Tuesday February 25, 2020
BLACK COCKATOO
Review

BLACK COCKATOO

By Diana Simmonds
January 10 2020

BLACK COCKATOO, Ensemble Theatre and Sydney Festival at the Ensemble Theatre, 9 January-8 February; Riverside Theatres 18-22 February 2020. Photography by Prudence Upton: above - Chenoa Deemal and Aaron McGrath; below - Dubs Yunupingu and Joseph Althouse; below again - Althouse, Yunupingu, McGrath and Colin Smith

The opening night audience at the Ensemble heard that this play has been years in the making. From Geoffrey Atherden’s first draft of a little-known Australian story that fascinated him, to the kindled interest of Festival director Wesley Enoch, and the involvement of the Balnaves Foundation in funding the early work; then the twists and turns and hiccups that finally brought Enoch to the table as director of the play. And it’s all been worth the effort.

Black Cockatoo is the true story of the first-ever international touring sports team to visit Britain – 150 years ago – and take on the Mother Country at cricket. Thirteen young Aboriginal men from country Victoria, including Johnny Mullagh (Aaron McGrath), spent weeks on a sailing ship before playing innumerable matches against teams as exalted as the MCC and as not exalted as Islington.

All well and good, but on their off days they were compelled to perform in spear-shaking, boomerang-chucking, black savage-capering vaudeville performances where it would seem, their (white) “manager” raked in the real cash. How do we know this? Good question. Deep in the cool, dark archives of the Wimmera Discovery Centre are boxes of artifacts and relics and in a switch to the present day, a group of young Aboriginal activists breaks in late one night.

BLACK COCKATOO

The play pokes gentle fun at the earnest young activists and their strangled political jargon, but amid their own confusion and mixed messages it quickly becomes clear that the original story is not as clear-cut and heroic as we might think; and neither is the present-day – an Australia that still stumbles and turns away from its past and literally whitewashes uncomfortable truths.

Guiding the audience and the players through this melange of history and politics is the Curator (Luke Carroll). He’s an ebullient presence, ad-libbing and moving persuasively between past and present, a Sydney theatre and a small-town Victorian museum. He’s a character at once reassuring and provocative and as he flits between the tetchy activists and the bewildered cricketers, the strands intertwine to draw us forward.

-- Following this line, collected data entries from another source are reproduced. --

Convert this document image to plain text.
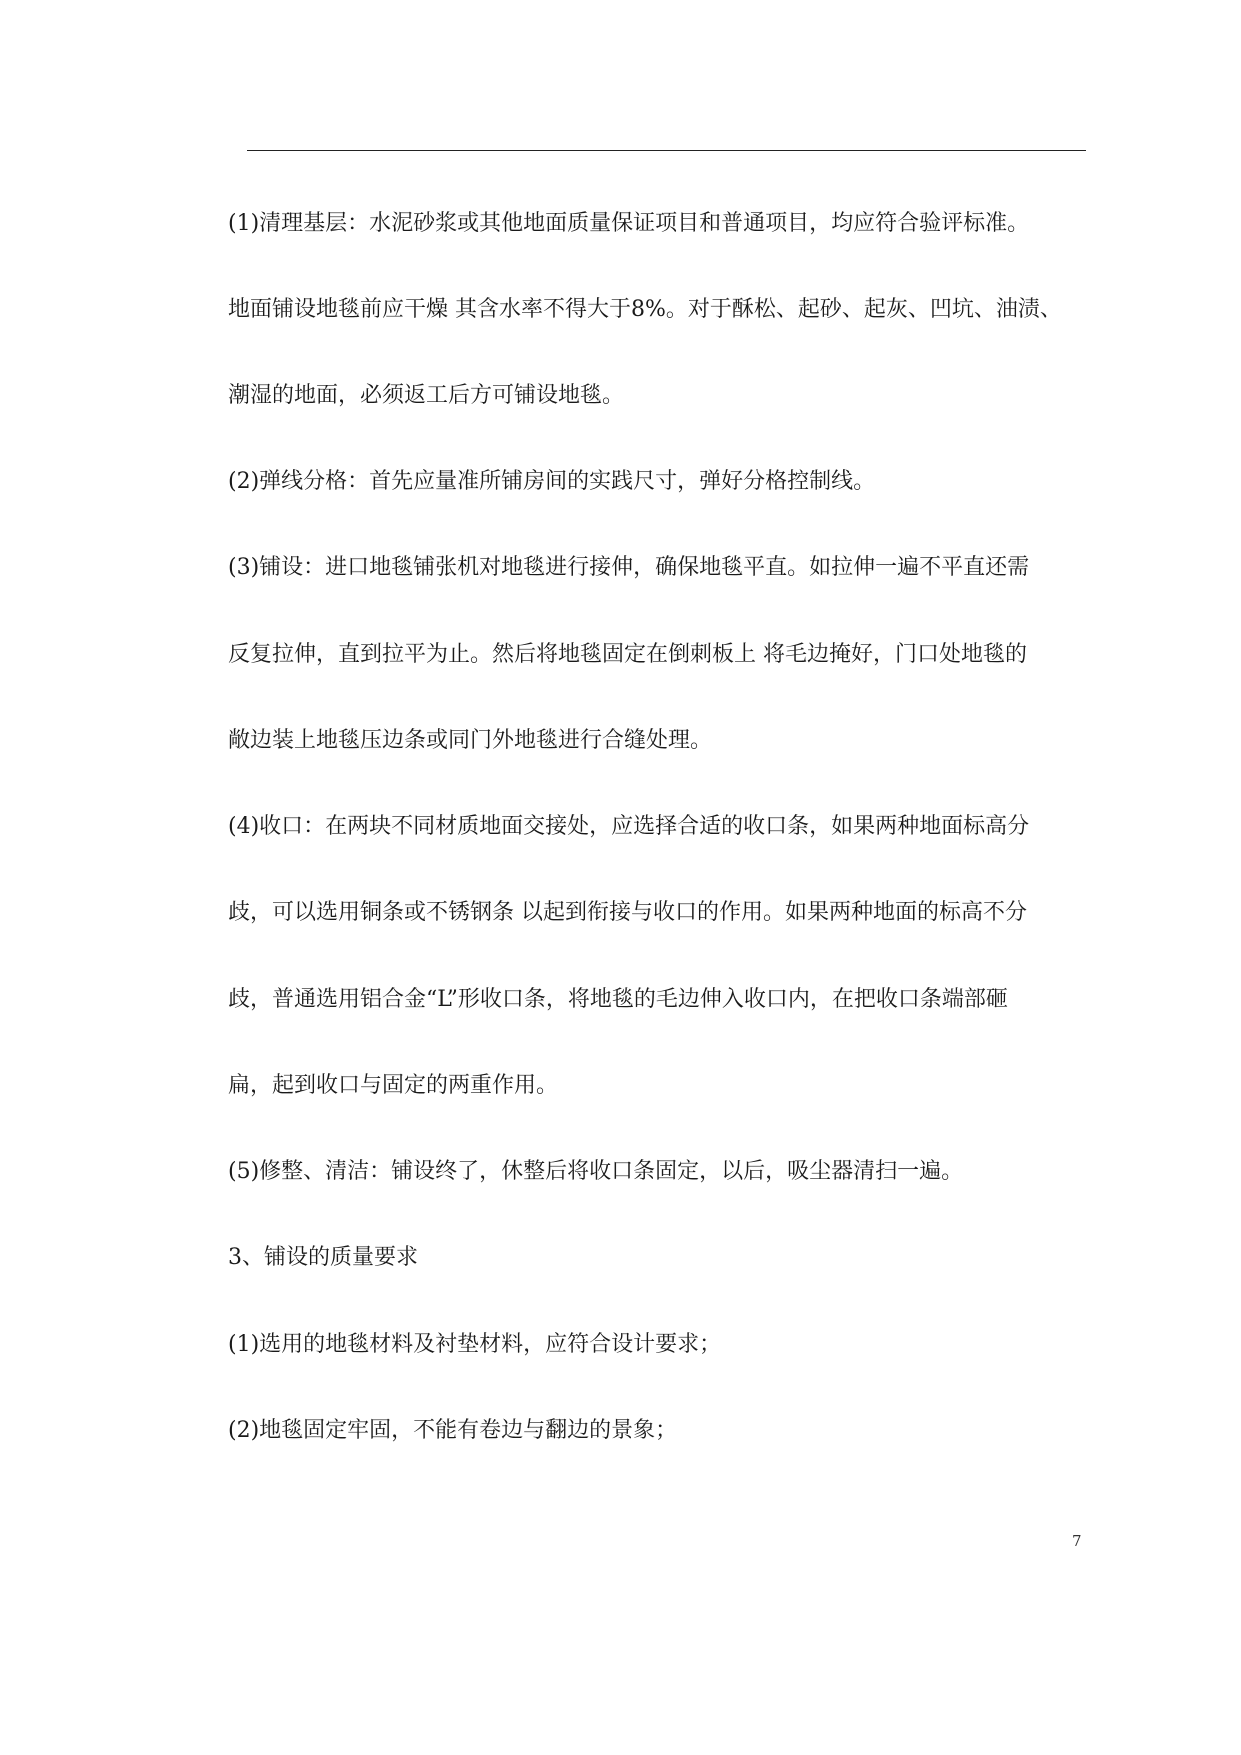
(1)清理基层：水泥砂浆或其他地面质量保证项目和普通项目，均应符合验评标准。
地面铺设地毯前应干燥 其含水率不得大于8%。对于酥松、起砂、起灰、凹坑、油渍、
潮湿的地面，必须返工后方可铺设地毯。
(2)弹线分格：首先应量准所铺房间的实践尺寸，弹好分格控制线。
(3)铺设：进口地毯铺张机对地毯进行接伸，确保地毯平直。如拉伸一遍不平直还需
反复拉伸，直到拉平为止。然后将地毯固定在倒刺板上 将毛边掩好，门口处地毯的
敞边装上地毯压边条或同门外地毯进行合缝处理。
(4)收口：在两块不同材质地面交接处，应选择合适的收口条，如果两种地面标高分
歧，可以选用铜条或不锈钢条 以起到衔接与收口的作用。如果两种地面的标高不分
歧，普通选用铝合金“L”形收口条，将地毯的毛边伸入收口内，在把收口条端部砸
扁，起到收口与固定的两重作用。
(5)修整、清洁：铺设终了，休整后将收口条固定，以后，吸尘器清扫一遍。
3、铺设的质量要求
(1)选用的地毯材料及衬垫材料，应符合设计要求；
(2)地毯固定牢固，不能有卷边与翻边的景象；
7
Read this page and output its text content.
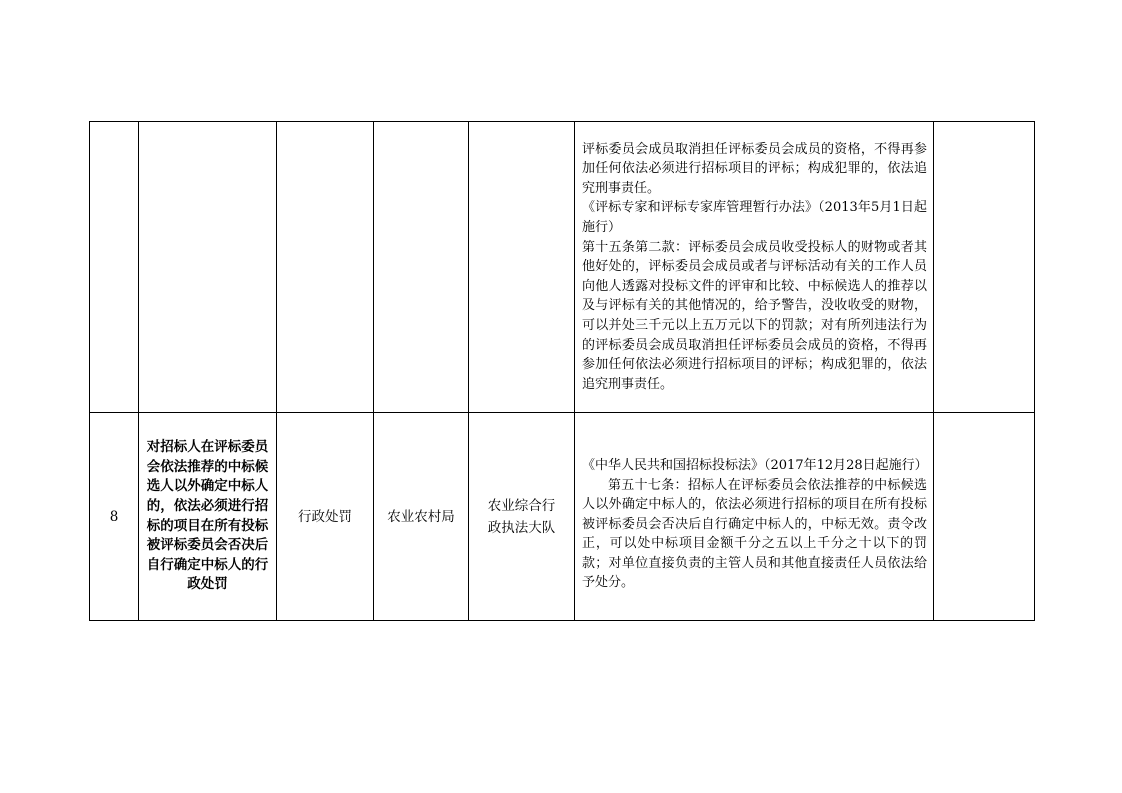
					评标委员会成员取消担任评标委员会成员的资格，不得再参加任何依法必须进行招标项目的评标；构成犯罪的，依法追究刑事责任。

《评标专家和评标专家库管理暂行办法》（2013年5月1日起施行）

第十五条第二款：评标委员会成员收受投标人的财物或者其他好处的，评标委员会成员或者与评标活动有关的工作人员向他人透露对投标文件的评审和比较、中标候选人的推荐以及与评标有关的其他情况的，给予警告，没收收受的财物，可以并处三千元以上五万元以下的罚款；对有所列违法行为的评标委员会成员取消担任评标委员会成员的资格，不得再参加任何依法必须进行招标项目的评标；构成犯罪的，依法追究刑事责任。	

8	对招标人在评标委员会依法推荐的中标候选人以外确定中标人的，依法必须进行招标的项目在所有投标被评标委员会否决后自行确定中标人的行政处罚	行政处罚	农业农村局	农业综合行政执法大队	《中华人民共和国招标投标法》（2017年12月28日起施行）

第五十七条：招标人在评标委员会依法推荐的中标候选人以外确定中标人的，依法必须进行招标的项目在所有投标被评标委员会否决后自行确定中标人的，中标无效。责令改正，可以处中标项目金额千分之五以上千分之十以下的罚款；对单位直接负责的主管人员和其他直接责任人员依法给予处分。	
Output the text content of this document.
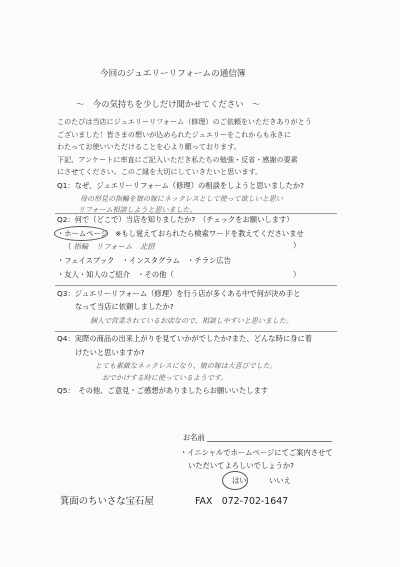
今回のジュエリーリフォームの通信簿
〜　今の気持ちを少しだけ聞かせてください　〜
このたびは当店にジュエリーリフォーム（修理）のご依頼をいただきありがとう
ございました！皆さまの想いが込められたジュエリーをこれからも永きに
わたってお使いいただけることを心より願っております。
下記、アンケートに率直にご記入いただき私たちの勉強・反省・感謝の要素
にさせてください。このご縁を大切にしていきたいと思います。
Q1：なぜ、ジュエリーリフォーム（修理）の相談をしようと思いましたか?
母の形見の指輪を娘の嫁にネックレスとして使って欲しいと思い
リフォーム相談しようと思いました。
Q2：何で（どこで）当店を知りましたか?　（チェックをお願いします）
・ホームページ　※もし覚えておられたら検索ワードを教えてくださいませ
（ 指輪　リフォーム　北摂	）
・フェイスブック　・インスタグラム　・チラシ広告
・友人・知人のご紹介　・その他（	）
Q3：ジュエリーリフォーム（修理）を行う店が多くある中で何が決め手と
なって当店に依頼しましたか?
個人で営業されているお店なので、相談しやすいと思いました。
Q4：実際の商品の出来上がりを見ていかがでしたか?また、どんな時に身に着
けたいと思いますか?
とても素敵なネックレスになり、娘の嫁は大喜びでした。
おでかけする時に使っているようです。
Q5：　その他、ご意見・ご感想がありましたらお願いいたします
お名前
・イニシャルでホームページにてご案内させて
いただいてよろしいでしょうか?
はい	いいえ
箕面のちいさな宝石屋	FAX　072-702-1647
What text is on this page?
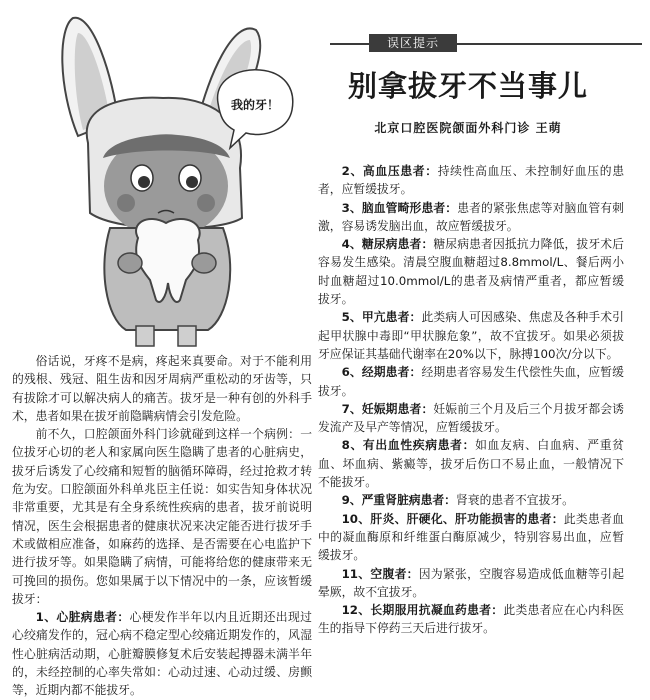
误区提示
别拿拔牙不当事儿
北京口腔医院颌面外科门诊 王萌
我的牙！

俗话说，牙疼不是病，疼起来真要命。对于不能利用的残根、残冠、阻生齿和因牙周病严重松动的牙齿等，只有拔除才可以解决病人的痛苦。拔牙是一种有创的外科手术，患者如果在拔牙前隐瞒病情会引发危险。

前不久，口腔颌面外科门诊就碰到这样一个病例：一位拔牙心切的老人和家属向医生隐瞒了患者的心脏病史，拔牙后诱发了心绞痛和短暂的脑循环障碍，经过抢救才转危为安。口腔颌面外科单兆臣主任说：如实告知身体状况非常重要，尤其是有全身系统性疾病的患者，拔牙前说明情况，医生会根据患者的健康状况来决定能否进行拔牙手术或做相应准备，如麻药的选择、是否需要在心电监护下进行拔牙等。如果隐瞒了病情，可能将给您的健康带来无可挽回的损伤。您如果属于以下情况中的一条，应该暂缓拔牙：

1、心脏病患者：心梗发作半年以内且近期还出现过心绞痛发作的，冠心病不稳定型心绞痛近期发作的，风湿性心脏病活动期，心脏瓣膜修复术后安装起搏器未满半年的，未经控制的心率失常如：心动过速、心动过缓、房颤等，近期内都不能拔牙。

2、高血压患者：持续性高血压、未控制好血压的患者，应暂缓拔牙。

3、脑血管畸形患者：患者的紧张焦虑等对脑血管有刺激，容易诱发脑出血，故应暂缓拔牙。

4、糖尿病患者：糖尿病患者因抵抗力降低，拔牙术后容易发生感染。清晨空腹血糖超过8.8mmol/L、餐后两小时血糖超过10.0mmol/L的患者及病情严重者，都应暂缓拔牙。

5、甲亢患者：此类病人可因感染、焦虑及各种手术引起甲状腺中毒即“甲状腺危象”，故不宜拔牙。如果必须拔牙应保证其基础代谢率在20%以下，脉搏100次/分以下。

6、经期患者：经期患者容易发生代偿性失血，应暂缓拔牙。

7、妊娠期患者：妊娠前三个月及后三个月拔牙都会诱发流产及早产等情况，应暂缓拔牙。

8、有出血性疾病患者：如血友病、白血病、严重贫血、坏血病、紫癜等，拔牙后伤口不易止血，一般情况下不能拔牙。

9、严重肾脏病患者：肾衰的患者不宜拔牙。

10、肝炎、肝硬化、肝功能损害的患者：此类患者血中的凝血酶原和纤维蛋白酶原减少，特别容易出血，应暂缓拔牙。

11、空腹者：因为紧张，空腹容易造成低血糖等引起晕厥，故不宜拔牙。

12、长期服用抗凝血药患者：此类患者应在心内科医生的指导下停药三天后进行拔牙。
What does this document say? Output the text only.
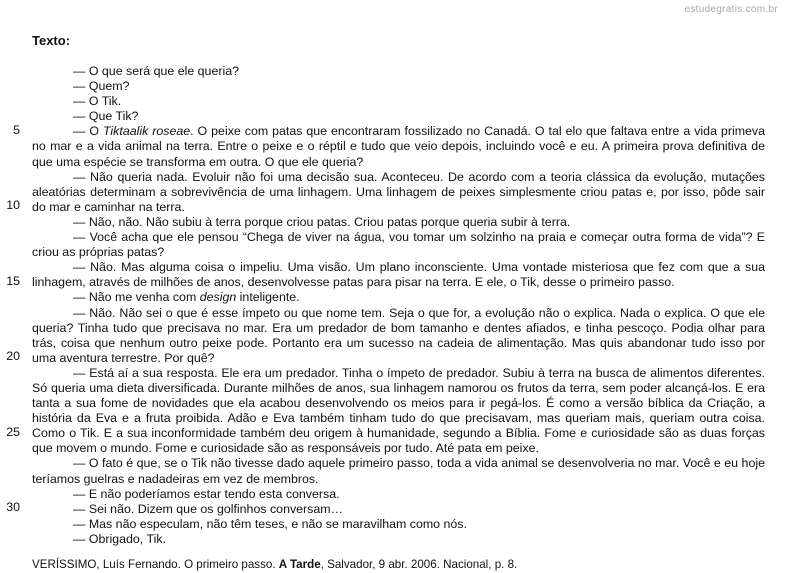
estudegratis.com.br
Texto:
5
10
15
20
25
30

— O que será que ele queria?

— Quem?

— O Tik.

— Que Tik?

— O Tiktaalik roseae. O peixe com patas que encontraram fossilizado no Canadá. O tal elo que faltava entre a vida primeva no mar e a vida animal na terra. Entre o peixe e o réptil e tudo que veio depois, incluindo você e eu. A primeira prova definitiva de que uma espécie se transforma em outra. O que ele queria?

— Não queria nada. Evoluir não foi uma decisão sua. Aconteceu. De acordo com a teoria clássica da evolução, mutações aleatórias determinam a sobrevivência de uma linhagem. Uma linhagem de peixes simplesmente criou patas e, por isso, pôde sair do mar e caminhar na terra.

— Não, não. Não subiu à terra porque criou patas. Criou patas porque queria subir à terra.

— Você acha que ele pensou “Chega de viver na água, vou tomar um solzinho na praia e começar outra forma de vida”? E criou as próprias patas?

— Não. Mas alguma coisa o impeliu. Uma visão. Um plano inconsciente. Uma vontade misteriosa que fez com que a sua linhagem, através de milhões de anos, desenvolvesse patas para pisar na terra. E ele, o Tik, desse o primeiro passo.

— Não me venha com design inteligente.

— Não. Não sei o que é esse ímpeto ou que nome tem. Seja o que for, a evolução não o explica. Nada o explica. O que ele queria? Tinha tudo que precisava no mar. Era um predador de bom tamanho e dentes afiados, e tinha pescoço. Podia olhar para trás, coisa que nenhum outro peixe pode. Portanto era um sucesso na cadeia de alimentação. Mas quis abandonar tudo isso por uma aventura terrestre. Por quê?

— Está aí a sua resposta. Ele era um predador. Tinha o ímpeto de predador. Subiu à terra na busca de alimentos diferentes. Só queria uma dieta diversificada. Durante milhões de anos, sua linhagem namorou os frutos da terra, sem poder alcançá-los. E era tanta a sua fome de novidades que ela acabou desenvolvendo os meios para ir pegá-los. É como a versão bíblica da Criação, a história da Eva e a fruta proibida. Adão e Eva também tinham tudo do que precisavam, mas queriam mais, queriam outra coisa. Como o Tik. E a sua inconformidade também deu origem à humanidade, segundo a Bíblia. Fome e curiosidade são as duas forças que movem o mundo. Fome e curiosidade são as responsáveis por tudo. Até pata em peixe.

— O fato é que, se o Tik não tivesse dado aquele primeiro passo, toda a vida animal se desenvolveria no mar. Você e eu hoje teríamos guelras e nadadeiras em vez de membros.

— E não poderíamos estar tendo esta conversa.

— Sei não. Dizem que os golfinhos conversam…

— Mas não especulam, não têm teses, e não se maravilham como nós.

— Obrigado, Tik.

VERÍSSIMO, Luís Fernando. O primeiro passo. A Tarde, Salvador, 9 abr. 2006. Nacional, p. 8.
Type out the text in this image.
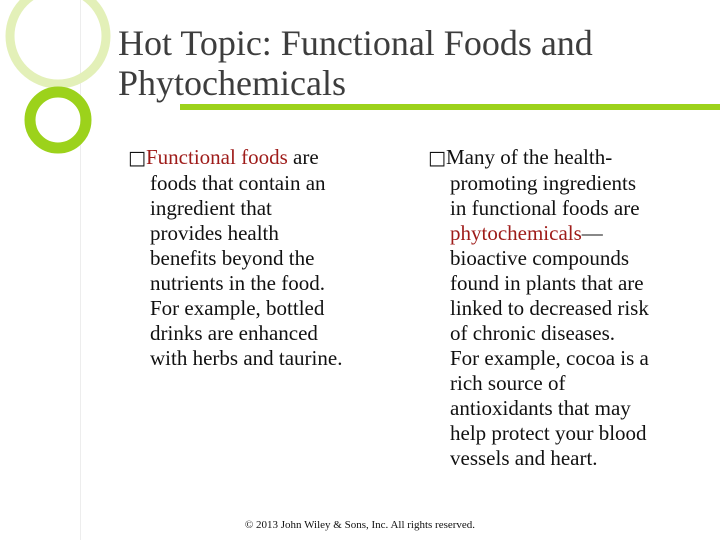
Hot Topic: Functional Foods and
Phytochemicals
□Functional foods are
foods that contain an
ingredient that
provides health
benefits beyond the
nutrients in the food.
For example, bottled
drinks are enhanced
with herbs and taurine.
□Many of the health-
promoting ingredients
in functional foods are
phytochemicals—
bioactive compounds
found in plants that are
linked to decreased risk
of chronic diseases.
For example, cocoa is a
rich source of
antioxidants that may
help protect your blood
vessels and heart.
© 2013 John Wiley & Sons, Inc. All rights reserved.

Four other actors take on the various characters of the tour and the Centre break-in. For the cricketers, the over-riding sense is of bewilderment and, finally, disappointment. In Britain meanwhile, Chenoa Deemal is an entirely spiffy Lady Bardwell, the zealous Marxist-feminist supporter of Johnny Mullagh and his team.

BLACK COCKATOO

Joseph Althouse is hilarious as a snooty Pommy butler and an up himself political firebrand; Dubs Yunupingu does a mean turn with flouncing exasperation and other signs of youthful displeasure, until she begins to see the truths behind the artifacts; while Colin Smith switches from assiduous militant to increasingly oleaginous Charles Lawrence, manager, entrepreneur and expert guilt-tripper.

Black Cockatoo’s 70 minutes play out on a simple and highly effective set that starts out as a bank of those tall metal museum shelves. They then slide back and forth while variously lit to seamlessly change locale and time; design and costumes Richard Roberts, lighting Trent Suidgeest). Rich layers of atmosphere and meaning are added to the action by composer and sound designer Steve Francis, while director Wesley Enoch keeps the stories moving without losing the humanity of each character and actor.

Geoffrey Atherden’s acute eye and ear for situations and dialogue mean each element of this amazing Australian story rings with authenticity, humour and quirky compassion for our first touring team and new generations alike. Recommended without reservation.